We Get What We Get & We Don’t Get Upset is the new EP from Manchester’s Carmel Smickersgill, a brilliant name that has synchronicity with the interesting music she creates. There is humour and a playful spirit bouncing around the keen compositional expertise learned during her time studying at Royal Northern College of Music in Manchester.
As I had previously written in my single review of the opening track ‘Greeting’ that it’s a collage of treated vocals, distant drums and distorted cellos, and this slow processional feel eventually morphs into a dance track fit for a dystopian nightclub. ‘Questioning’ is a joyful bounce of sampled and treated vocal sounds, flowing ribbons of arpeggios and sub-bass beats, and the 93 second ‘Interval’ marks the midpoint of the EP with spoken word over a musical backing that feels like lava lamp globules rotating. Dialogue fragments include “Running fast, across fresh grass. Falling over painfully. Water boiling. Chocolate cake. Every animal you come across today, even rats. A shared cup ot tea. Calling your friends. Oh fuck! I forgot to call my friends”.
‘Leaving’ gives us a trip through the rainforest with flute sounds like birds flying out of the canopy and cheerful passages of 60s bossa-like pop, whereas the final track, ‘Thinking’, takes us into Nepal or Indonesia, and populates the track with bells that sit somewhere between English campanology and Gamelan ringing out over the subtle bicycle spoke ticking of a drum machine.
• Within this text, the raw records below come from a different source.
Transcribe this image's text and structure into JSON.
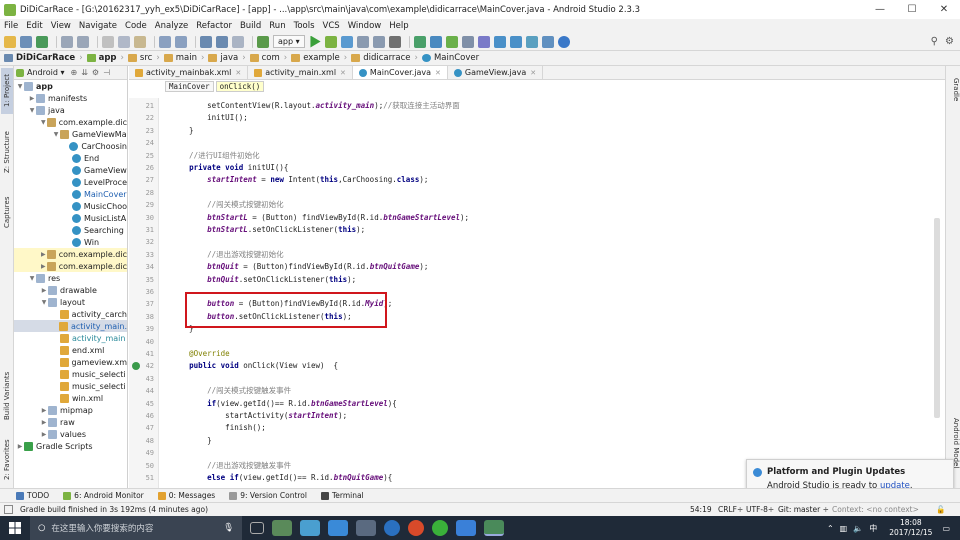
{
  "window": {
    "title": "DiDiCarRace - [G:\\20162317_yyh_ex5\\DiDiCarRace] - [app] - ...\\app\\src\\main\\java\\com\\example\\didicarrace\\MainCover.java - Android Studio 2.3.3",
    "minimize": "—",
    "maximize": "☐",
    "close": "✕"
  },
  "menu": [
    "File",
    "Edit",
    "View",
    "Navigate",
    "Code",
    "Analyze",
    "Refactor",
    "Build",
    "Run",
    "Tools",
    "VCS",
    "Window",
    "Help"
  ],
  "toolbar": {
    "run_config": "app ▾"
  },
  "nav": [
    "DiDiCarRace",
    "app",
    "src",
    "main",
    "java",
    "com",
    "example",
    "didicarrace",
    "MainCover"
  ],
  "left_tabs": {
    "project": "1: Project",
    "structure": "Z: Structure",
    "captures": "Captures",
    "build_variants": "Build Variants",
    "favorites": "2: Favorites"
  },
  "right_tabs": {
    "gradle": "Gradle",
    "android_model": "Android Model"
  },
  "project": {
    "view_mode": "Android ▾",
    "tree": [
      {
        "label": "app",
        "indent": 0,
        "arrow": "▼",
        "icon": "folder",
        "bold": true
      },
      {
        "label": "manifests",
        "indent": 1,
        "arrow": "▶",
        "icon": "folder"
      },
      {
        "label": "java",
        "indent": 1,
        "arrow": "▼",
        "icon": "folder"
      },
      {
        "label": "com.example.dic",
        "indent": 2,
        "arrow": "▼",
        "icon": "package"
      },
      {
        "label": "GameViewMa",
        "indent": 3,
        "arrow": "▼",
        "icon": "package"
      },
      {
        "label": "CarChoosin",
        "indent": 4,
        "arrow": "",
        "icon": "class"
      },
      {
        "label": "End",
        "indent": 4,
        "arrow": "",
        "icon": "class"
      },
      {
        "label": "GameView",
        "indent": 4,
        "arrow": "",
        "icon": "class"
      },
      {
        "label": "LevelProce",
        "indent": 4,
        "arrow": "",
        "icon": "class"
      },
      {
        "label": "MainCover",
        "indent": 4,
        "arrow": "",
        "icon": "class",
        "blue": true
      },
      {
        "label": "MusicChoo",
        "indent": 4,
        "arrow": "",
        "icon": "class"
      },
      {
        "label": "MusicListA",
        "indent": 4,
        "arrow": "",
        "icon": "class"
      },
      {
        "label": "Searching",
        "indent": 4,
        "arrow": "",
        "icon": "class"
      },
      {
        "label": "Win",
        "indent": 4,
        "arrow": "",
        "icon": "class"
      },
      {
        "label": "com.example.dic",
        "indent": 2,
        "arrow": "▶",
        "icon": "package",
        "hl": true
      },
      {
        "label": "com.example.dic",
        "indent": 2,
        "arrow": "▶",
        "icon": "package",
        "hl": true
      },
      {
        "label": "res",
        "indent": 1,
        "arrow": "▼",
        "icon": "folder"
      },
      {
        "label": "drawable",
        "indent": 2,
        "arrow": "▶",
        "icon": "folder"
      },
      {
        "label": "layout",
        "indent": 2,
        "arrow": "▼",
        "icon": "folder"
      },
      {
        "label": "activity_carch",
        "indent": 3,
        "arrow": "",
        "icon": "xml"
      },
      {
        "label": "activity_main.",
        "indent": 3,
        "arrow": "",
        "icon": "xml",
        "selected": true,
        "blue": true
      },
      {
        "label": "activity_main",
        "indent": 3,
        "arrow": "",
        "icon": "xml",
        "teal": true
      },
      {
        "label": "end.xml",
        "indent": 3,
        "arrow": "",
        "icon": "xml"
      },
      {
        "label": "gameview.xm",
        "indent": 3,
        "arrow": "",
        "icon": "xml"
      },
      {
        "label": "music_selecti",
        "indent": 3,
        "arrow": "",
        "icon": "xml"
      },
      {
        "label": "music_selecti",
        "indent": 3,
        "arrow": "",
        "icon": "xml"
      },
      {
        "label": "win.xml",
        "indent": 3,
        "arrow": "",
        "icon": "xml"
      },
      {
        "label": "mipmap",
        "indent": 2,
        "arrow": "▶",
        "icon": "folder"
      },
      {
        "label": "raw",
        "indent": 2,
        "arrow": "▶",
        "icon": "folder"
      },
      {
        "label": "values",
        "indent": 2,
        "arrow": "▶",
        "icon": "folder"
      },
      {
        "label": "Gradle Scripts",
        "indent": 0,
        "arrow": "▶",
        "icon": "gradle"
      }
    ]
  },
  "tabs": [
    {
      "label": "activity_mainbak.xml",
      "icon": "xml"
    },
    {
      "label": "activity_main.xml",
      "icon": "xml"
    },
    {
      "label": "MainCover.java",
      "icon": "class",
      "active": true
    },
    {
      "label": "GameView.java",
      "icon": "class"
    }
  ],
  "breadcrumbs": [
    "MainCover",
    "onClick()"
  ],
  "code": {
    "first_line_number": 21,
    "lines": [
      [
        [
          "        setContentView(R.layout.",
          ""
        ],
        [
          "activity_main",
          "fd"
        ],
        [
          ");",
          ""
        ],
        [
          "//获取连接主活动界面",
          "cm"
        ]
      ],
      [
        [
          "        initUI();",
          ""
        ]
      ],
      [
        [
          "    }",
          ""
        ]
      ],
      [
        [
          "",
          ""
        ]
      ],
      [
        [
          "    //进行UI组件初始化",
          "cm"
        ]
      ],
      [
        [
          "    ",
          ""
        ],
        [
          "private void ",
          "kw"
        ],
        [
          "initUI(){",
          ""
        ]
      ],
      [
        [
          "        ",
          ""
        ],
        [
          "startIntent",
          "fd"
        ],
        [
          " = ",
          ""
        ],
        [
          "new ",
          "kw"
        ],
        [
          "Intent(",
          ""
        ],
        [
          "this",
          "kw"
        ],
        [
          ",CarChoosing.",
          ""
        ],
        [
          "class",
          "kw"
        ],
        [
          ");",
          ""
        ]
      ],
      [
        [
          "",
          ""
        ]
      ],
      [
        [
          "        //闯关模式按键初始化",
          "cm"
        ]
      ],
      [
        [
          "        ",
          ""
        ],
        [
          "btnStartL",
          "fd"
        ],
        [
          " = (Button) findViewById(R.id.",
          ""
        ],
        [
          "btnGameStartLevel",
          "fd"
        ],
        [
          ");",
          ""
        ]
      ],
      [
        [
          "        ",
          ""
        ],
        [
          "btnStartL",
          "fd"
        ],
        [
          ".setOnClickListener(",
          ""
        ],
        [
          "this",
          "kw"
        ],
        [
          ");",
          ""
        ]
      ],
      [
        [
          "",
          ""
        ]
      ],
      [
        [
          "        //退出游戏按键初始化",
          "cm"
        ]
      ],
      [
        [
          "        ",
          ""
        ],
        [
          "btnQuit",
          "fd"
        ],
        [
          " = (Button)findViewById(R.id.",
          ""
        ],
        [
          "btnQuitGame",
          "fd"
        ],
        [
          ");",
          ""
        ]
      ],
      [
        [
          "        ",
          ""
        ],
        [
          "btnQuit",
          "fd"
        ],
        [
          ".setOnClickListener(",
          ""
        ],
        [
          "this",
          "kw"
        ],
        [
          ");",
          ""
        ]
      ],
      [
        [
          "",
          ""
        ]
      ],
      [
        [
          "        ",
          ""
        ],
        [
          "button",
          "fd"
        ],
        [
          " = (Button)findViewById(R.id.",
          ""
        ],
        [
          "Myid",
          "fd"
        ],
        [
          ");",
          ""
        ]
      ],
      [
        [
          "        ",
          ""
        ],
        [
          "button",
          "fd"
        ],
        [
          ".setOnClickListener(",
          ""
        ],
        [
          "this",
          "kw"
        ],
        [
          ");",
          ""
        ]
      ],
      [
        [
          "    }",
          ""
        ]
      ],
      [
        [
          "",
          ""
        ]
      ],
      [
        [
          "    @Override",
          "an"
        ]
      ],
      [
        [
          "    ",
          ""
        ],
        [
          "public void ",
          "kw"
        ],
        [
          "onClick(View view)  {",
          ""
        ]
      ],
      [
        [
          "",
          ""
        ]
      ],
      [
        [
          "        //闯关模式按键触发事件",
          "cm"
        ]
      ],
      [
        [
          "        ",
          ""
        ],
        [
          "if",
          "kw"
        ],
        [
          "(view.getId()== R.id.",
          ""
        ],
        [
          "btnGameStartLevel",
          "fd"
        ],
        [
          "){",
          ""
        ]
      ],
      [
        [
          "            startActivity(",
          ""
        ],
        [
          "startIntent",
          "fd"
        ],
        [
          ");",
          ""
        ]
      ],
      [
        [
          "            finish();",
          ""
        ]
      ],
      [
        [
          "        }",
          ""
        ]
      ],
      [
        [
          "",
          ""
        ]
      ],
      [
        [
          "        //退出游戏按键触发事件",
          "cm"
        ]
      ],
      [
        [
          "        ",
          ""
        ],
        [
          "else if",
          "kw"
        ],
        [
          "(view.getId()== R.id.",
          ""
        ],
        [
          "btnQuitGame",
          "fd"
        ],
        [
          "){",
          ""
        ]
      ]
    ]
  },
  "bottom_tabs": [
    {
      "label": "TODO",
      "color": "#4a7ab8"
    },
    {
      "label": "6: Android Monitor",
      "color": "#7cb342"
    },
    {
      "label": "0: Messages",
      "color": "#e2a12f"
    },
    {
      "label": "9: Version Control",
      "color": "#999999"
    },
    {
      "label": "Terminal",
      "color": "#444444"
    }
  ],
  "status": {
    "message": "Gradle build finished in 3s 192ms (4 minutes ago)",
    "position": "54:19",
    "line_sep": "CRLF÷",
    "encoding": "UTF-8÷",
    "git": "Git: master ÷",
    "context": "Context: <no context>"
  },
  "notification": {
    "title": "Platform and Plugin Updates",
    "body_prefix": "Android Studio is ready to ",
    "link": "update",
    "body_suffix": "."
  },
  "taskbar": {
    "search_placeholder": "在这里输入你要搜索的内容",
    "time": "18:08",
    "date": "2017/12/15",
    "ime": "中"
  },
  "colors": {
    "accent": "#3592c4",
    "highlight_box": "#d0171d"
  }
}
It’s rare to get such unironic, major-key joy in music nowadays but Carmel Smickersgill must compose with a smile on her face which infuses her writing, and I was reminded of the early electronic fun of The Yellow Magic Orchestra which included Ryuichi Sakamoto. I definitely get the feeling that Smickersgill cannot be far away from composing music for modern dance as the two would be a match made in heaven but until then it’s great to let this musical effervescence tickle your ears.